Indonesian forces are on high alert for reprisal attacks after the country's most-wanted militant was killed this week, officials said on Wednesday (July 20).
Police confirmed Santoso, among the first Indonesians to pledge loyalty to Islamic State, was killed in a gun battle with security forces on the island of Sulawesi on Monday (July 18).
But officials say the threat level in the world's largest Muslim-majority nation remains high.
Rudy Sufahriadi, the police chief for central Sulawesi, said the security operation in Poso, where the U.S.-designated "terrorist" Santoso had been hiding, would continue adding there was a possibility of a backlash.

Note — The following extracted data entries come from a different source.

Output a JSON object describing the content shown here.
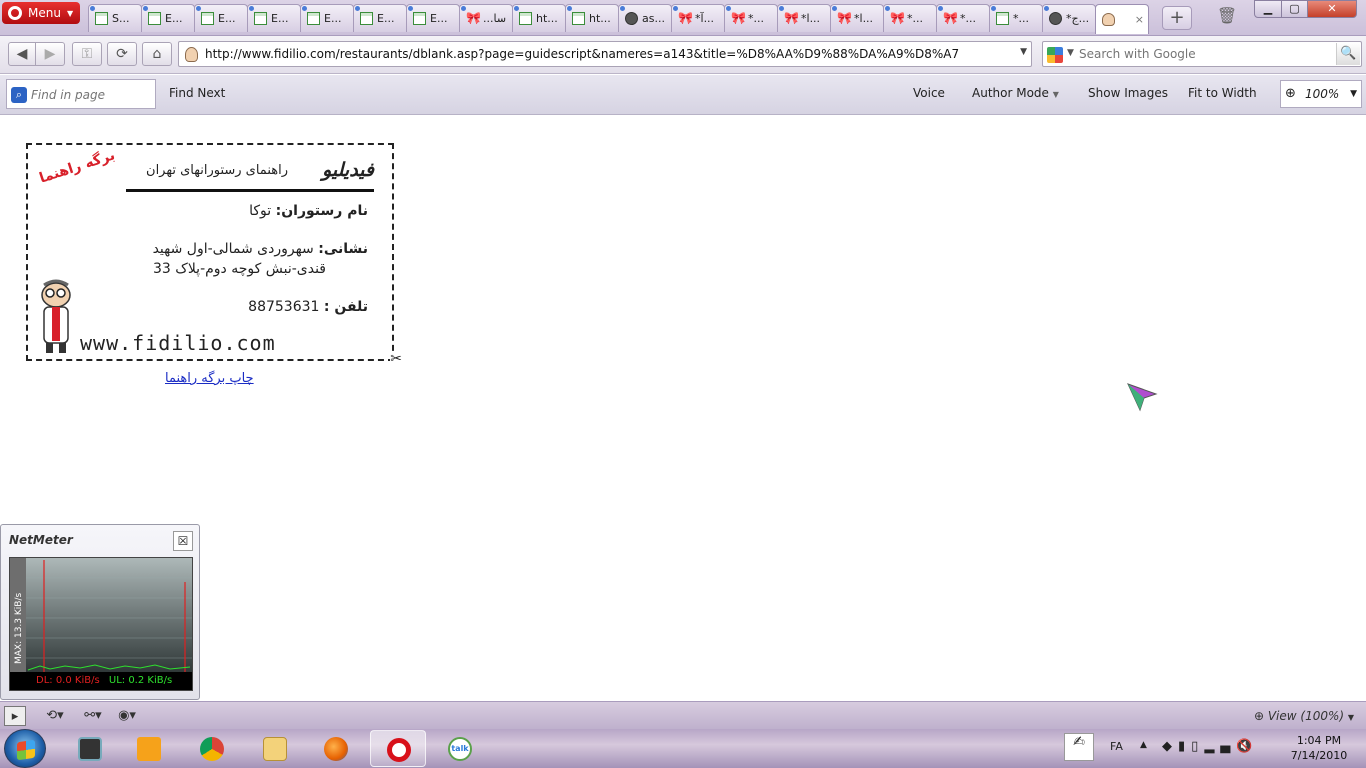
{
  "browser": {
    "menu_label": "Menu",
    "tabs": [
      {
        "label": "S...",
        "icon": "doc",
        "dot": true
      },
      {
        "label": "E...",
        "icon": "doc",
        "dot": true
      },
      {
        "label": "E...",
        "icon": "doc",
        "dot": true
      },
      {
        "label": "E...",
        "icon": "doc",
        "dot": true
      },
      {
        "label": "E...",
        "icon": "doc",
        "dot": true
      },
      {
        "label": "E...",
        "icon": "doc",
        "dot": true
      },
      {
        "label": "E...",
        "icon": "doc",
        "dot": true
      },
      {
        "label": "...سا",
        "icon": "bow",
        "dot": true
      },
      {
        "label": "ht...",
        "icon": "doc",
        "dot": true
      },
      {
        "label": "ht...",
        "icon": "doc",
        "dot": true
      },
      {
        "label": "as...",
        "icon": "globe",
        "dot": true
      },
      {
        "label": "*آ...",
        "icon": "bow",
        "dot": true
      },
      {
        "label": "*...",
        "icon": "bow",
        "dot": true
      },
      {
        "label": "*ا...",
        "icon": "bow",
        "dot": true
      },
      {
        "label": "*ا...",
        "icon": "bow",
        "dot": true
      },
      {
        "label": "*...",
        "icon": "bow",
        "dot": true
      },
      {
        "label": "*...",
        "icon": "bow",
        "dot": true
      },
      {
        "label": "*...",
        "icon": "doc",
        "dot": true
      },
      {
        "label": "*ج...",
        "icon": "globe",
        "dot": true
      },
      {
        "label": "",
        "icon": "man",
        "dot": false,
        "active": true,
        "close": "×"
      }
    ],
    "new_tab_label": "+",
    "address_value": "http://www.fidilio.com/restaurants/dblank.asp?page=guidescript&nameres=a143&title=%D8%AA%D9%88%DA%A9%D8%A7",
    "search_placeholder": "Search with Google",
    "find": {
      "placeholder": "Find in page",
      "next_label": "Find Next",
      "voice_label": "Voice",
      "author_label": "Author Mode",
      "images_label": "Show Images",
      "fit_label": "Fit to Width",
      "zoom_value": "100%"
    },
    "status_view_label": "View (100%)"
  },
  "card": {
    "stamp": "برگه راهنما",
    "brand": "فیدیلیو",
    "tagline": "راهنمای رستورانهای تهران",
    "name_label": "نام رستوران:",
    "name_value": "توکا",
    "address_label": "نشانی:",
    "address_line1": "سهروردی شمالی-اول شهید",
    "address_line2": "قندی-نبش کوچه دوم-پلاک 33",
    "phone_label": "تلفن :",
    "phone_value": "88753631",
    "site": "www.fidilio.com"
  },
  "print_link": "چاپ برگه راهنما",
  "netmeter": {
    "title": "NetMeter",
    "max_label": "MAX: 13.3 KiB/s",
    "dl_label": "DL: 0.0 KiB/s",
    "ul_label": "UL: 0.2 KiB/s"
  },
  "taskbar": {
    "lang": "FA",
    "time": "1:04 PM",
    "date": "7/14/2010",
    "talk_label": "talk"
  },
  "colors": {
    "link": "#1a2cc4",
    "stamp_red": "#d8202a",
    "dl_red": "#e02020",
    "ul_green": "#2ee02e"
  }
}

Chief Security Minister Luhut Pandjaitan told reporters in Jakarta operations would be intensified in regions considered hotbeds for radicalism.

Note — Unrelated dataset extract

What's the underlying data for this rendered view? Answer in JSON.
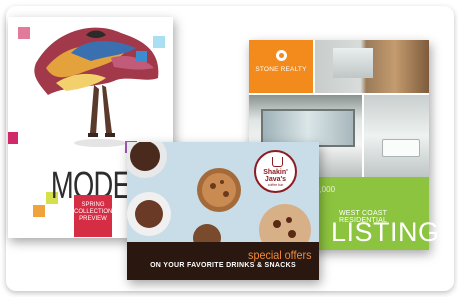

Around 20 members of Santoso's Mujahidin Indonesia Timur remain in hiding in the jungles of Sulawesi, where Indonesia has been running a major security operation for years.
"Of course we are pursuing the rest of Santoso's people over there, I think still another 19, but in the same time we are conducting right now the territorial operation over there: how to brief people, how to convince people that situation is under control," he said.
A team of police and military personnel also shot a man believed to be Santoso's right-hand man on Monday, a move officials say will weaken the group.
President Joko Widodo last year stepped up efforts to capture or kill Santoso, ordering the military to support thousands of police scouring the jungles where he was hiding. The effort included fighter jets and warships.
The majority of Indonesians are moderate Muslims but militants have launched sporadic attacks over the past 15 years.